The Basics: The Tier strategy is to take each position by itself and then rank each player at that position. Once the rankings are finished, the players that represent the same or close to the same fantasy value are tiered together. The basic idea is that once players of the same value are grouped together, value will start to show itself in the draft.

The first tier is always your super elite players like an Aaron Rodgers or Tom Brady at quarterback. Once the players are chosen that comprise the super elite, that is tier one. Continue to tier two, which should comprise more players that are considered fantasy starters. By tier three or four, depending on position, the players should now be players that are considered No. 2 fantasy starters at that position. Continue through the complete player rankings at that position.
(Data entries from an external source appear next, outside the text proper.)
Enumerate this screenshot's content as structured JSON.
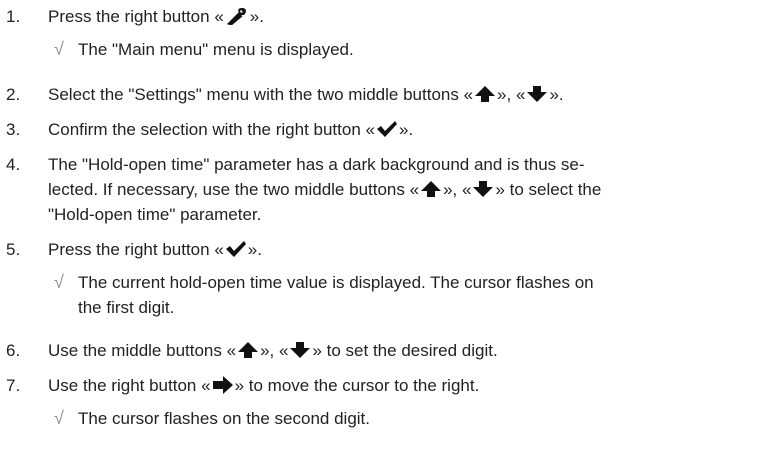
{
  "steps": [
    {
      "num": "1.",
      "before": "Press the right button ",
      "icon": "wrench-icon",
      "after": ".",
      "result": "The \"Main menu\" menu is displayed."
    },
    {
      "num": "2.",
      "before": "Select the \"Settings\" menu with the two middle buttons ",
      "icon1": "arrow-up-icon",
      "mid": ", ",
      "icon2": "arrow-down-icon",
      "after": "."
    },
    {
      "num": "3.",
      "before": "Confirm the selection with the right button ",
      "icon": "checkmark-icon",
      "after": "."
    },
    {
      "num": "4.",
      "line1": "The \"Hold-open time\" parameter has a dark background and is thus se-",
      "line2_before": "lected. If necessary, use the two middle buttons ",
      "icon1": "arrow-up-icon",
      "mid": ", ",
      "icon2": "arrow-down-icon",
      "line2_after": " to select the",
      "line3": "\"Hold-open time\" parameter."
    },
    {
      "num": "5.",
      "before": "Press the right button ",
      "icon": "checkmark-icon",
      "after": ".",
      "result_line1": "The current hold-open time value is displayed. The cursor flashes on",
      "result_line2": "the first digit."
    },
    {
      "num": "6.",
      "before": "Use the middle buttons ",
      "icon1": "arrow-up-icon",
      "mid": ", ",
      "icon2": "arrow-down-icon",
      "after": " to set the desired digit."
    },
    {
      "num": "7.",
      "before": "Use the right button ",
      "icon": "arrow-right-icon",
      "after": " to move the cursor to the right.",
      "result": "The cursor flashes on the second digit."
    }
  ],
  "result_mark": "√",
  "quote_open": "«",
  "quote_close": "»"
}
The top tiers will always be fewer players than the lower tiers, but to be successful with this strategy, it is important to be objective when evaluating the players. Don’t discount a player because they play on a hated rival or the fact that they have a ponytail. Be objective.

The object in using this strategy is to make sure that the drafted team has a No. 1 starter at every position using the players remaining in each tier as a guide. If a tier is almost depleted and a player from that level is needed, then it becomes apparent that this is where the next draft pick must come from.

SAN DIEGO, CA - DECEMBER 11:  Running back Ryan Mathews #24 of the San Diego Chargers runs against the tackle of Leodis McKelvin #21 of the Buffalo Bills during their NFL Game on December 11, 2011 at Qualcomm Stadium in San Diego, California. (Photo by Do
Donald Miralle/Getty Images


The Upside: If done correctly, this will lead to a very balanced team with strong starters at each position.


The Downside: By looking at each position separately, it is sometimes tough to decide if a top-tier wide receiver is more important than a second-tier running back. Making the incorrect call at a certain time could result in losing a tier at another position, especially if the draft picks are at either end of the draft.


The last one to look at in this article is Value-Based Drafting.

The Basics: As the name states, this strategy is looking for value with every draft pick. The way to do that is to assign each player a fantasy value. To get that value, projections must be done for all players. The fantasy value is derived from each player’s projections for the season compared to the projections of every other player at that position. Make sure to take each league’s scoring system into account when doing projections.

If a fantasy league requires two starting running backs and it is a 12-team league, then the top 24 running backs projected fantasy points are averaged together to create a baseline. The baseline is then subtracted from each player’s projected fantasy points. If the result is positive, then that player represents value relative to the average of the fantasy starters at that position.

Once this is done for all players at each position, every player now has a value relative to every other player and is easily ranked using this value.


The Upside: When using this method, every player has a value, and the rankings now include all positions. This makes it much easier to identify whether it is smart to take a No. 1 wide receiver or a No. 2 running back. If done correctly, then every pick should have a positive value and will leave that team with a very strong roster compared to every other team.


The Downside: Since it is totally contingent on projections it is very easy to get off track if the projections used do not become reality once the season starts.

These are all very simplified explanations of these strategies just to give an overview of different ways to approach the same draft. There are other strategies that are used and new ones are coming along all the time as more people jump on the fantasy bandwagon.

To discover which one works the best, it is always smart to practice using them as often as possible. Do as many mock drafts or Draftmaster leagues early in the offseason to refine the methodology, and all this work will make each draft a much simpler task.

Remember; don’t dress up like a chicken for next year’s draft!